Rumpus: In submitting the book, how many nos did you get before your yes?

Citchens: This version of the book got zero nos. FSG liked that first look of the completed novel, and I joined the family for real.

Rumpus: Which authors / writers buoyed you along the way? How?

Citchens: So many! Toni Morrison and Zora Neale Hurston are my literary idols. Faulkner’s As I Lay Dying was an inspiration for how Dominion moves, as well as the absurdity of it all. Alice Walker, Laura Ingalls Wilder, Dorothy Allison, Warsan Shire, Gary Paulsen, Baldwin, Milele Lott, Julia Mallory, Kiese Laymon (the new godfather), Tananarive Due, Jamaica Kincaid, Kilah Dorsey, Dean Koontz—all of these writers and more—either I studied their work or my reading of their work freed me to expand my writing in some way.

Rumpus: How did your book change over the course of working on it?

Citchens: The first half of the book has changed very little since first drafting it back in the day, but after my fellowship and the life it took to write it properly, the second half changed dramatically.

Rumpus: Before your first book, where has your work been published?

Citchens: Before my book, I had been published in The Paris Review, The New Yorker, The Oxford American, Midnight & Indigo, Callaloo, and Mississippi Folklife Magazine.

Rumpus: What is the best advice someone gave you about publishing?

Citchens: Go big as you can, or stay on the porch.

Rumpus: Who’s the reader you’re writing to—or tell us about your target audience and how you cultivated or found it?

Citchens: I’m writing to anybody who likes a good story. Of course, everyone will receive and navigate the work differently and of course, not all cultural commentary is welcome or qualified, but I’d like to think anyone can read my stories and get something out of them, be it a laugh, a cry, a “what-the-fuck,” a “what-am-I-reading,” a “damn!”—a something!

Rumpus: What is one completely unexpected thing that surprised you about the process of getting your book published?
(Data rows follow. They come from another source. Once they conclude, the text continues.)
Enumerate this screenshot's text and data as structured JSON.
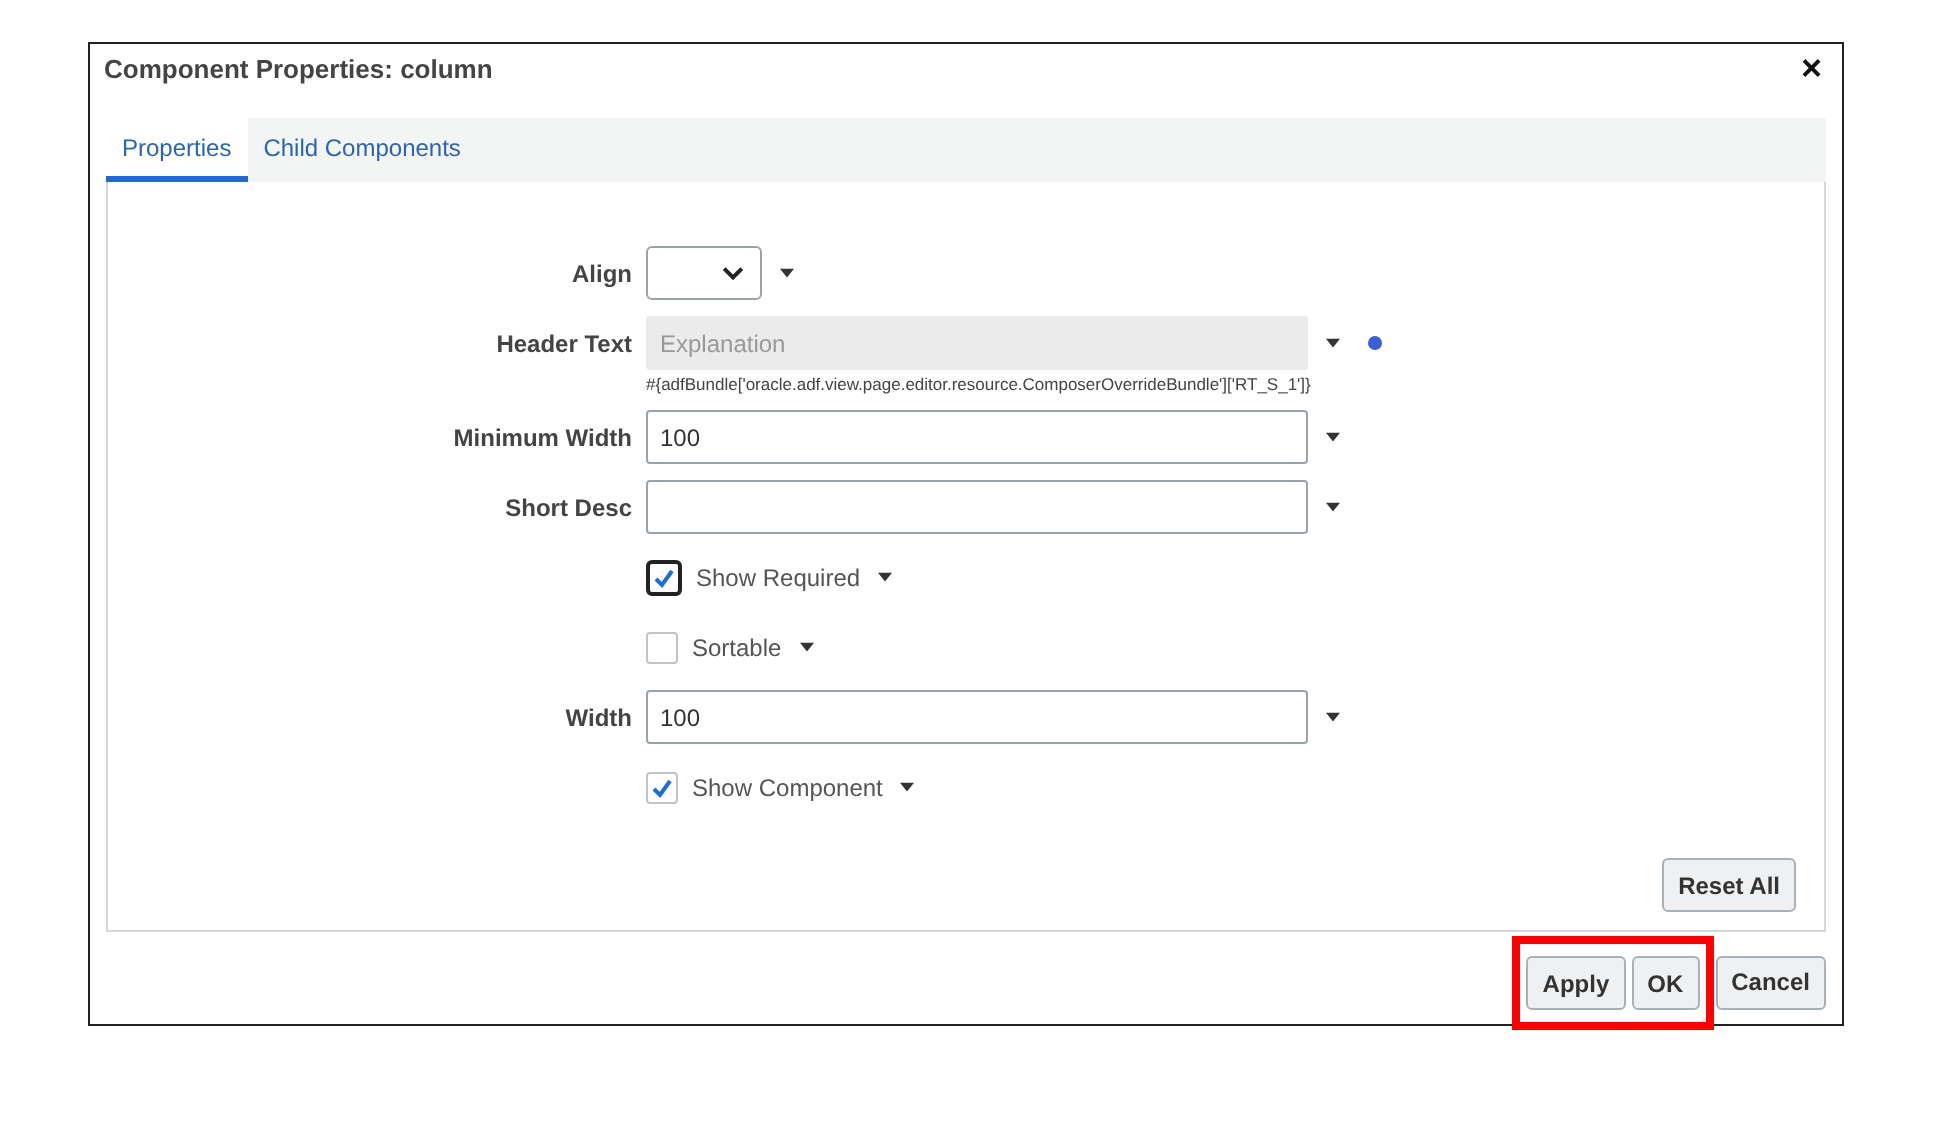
{
  "window": {
    "title": "Component Properties: column",
    "close": "×"
  },
  "tabs": [
    {
      "label": "Properties",
      "selected": true
    },
    {
      "label": "Child Components",
      "selected": false
    }
  ],
  "fields": [
    {
      "kind": "select",
      "label": "Align"
    },
    {
      "kind": "text",
      "label": "Header Text",
      "value": "Explanation",
      "disabled": true,
      "info": true,
      "hint": "#{adfBundle['oracle.adf.view.page.editor.resource.ComposerOverrideBundle']['RT_S_1']}"
    },
    {
      "kind": "text",
      "label": "Minimum Width",
      "value": "100",
      "disabled": false
    },
    {
      "kind": "text",
      "label": "Short Desc",
      "disabled": false
    },
    {
      "kind": "checkbox",
      "label": "Show Required",
      "checked": true,
      "focused": true
    },
    {
      "kind": "checkbox",
      "label": "Sortable",
      "checked": false,
      "focused": false
    },
    {
      "kind": "text",
      "label": "Width",
      "value": "100",
      "disabled": false
    },
    {
      "kind": "checkbox",
      "label": "Show Component",
      "checked": true,
      "focused": false
    }
  ],
  "reset_button": "Reset All",
  "buttons": [
    {
      "label": "Apply",
      "highlighted": true
    },
    {
      "label": "OK",
      "highlighted": true
    },
    {
      "label": "Cancel",
      "highlighted": false
    }
  ]
}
Citchens: All the behind-the-scenes work is what surprised me. For as long as I have been treating writing like a vocation and not just a hobby or pipe dream, I had unfortunately never been well-versed in the actual business of writing and publishing. There are a lot of steps between a contract and a shelve-able book, and for me, transitions mean anxiety. It was a year full of intestinal gas and those sugar plum dreams of impending doom for me, but I made it, lol!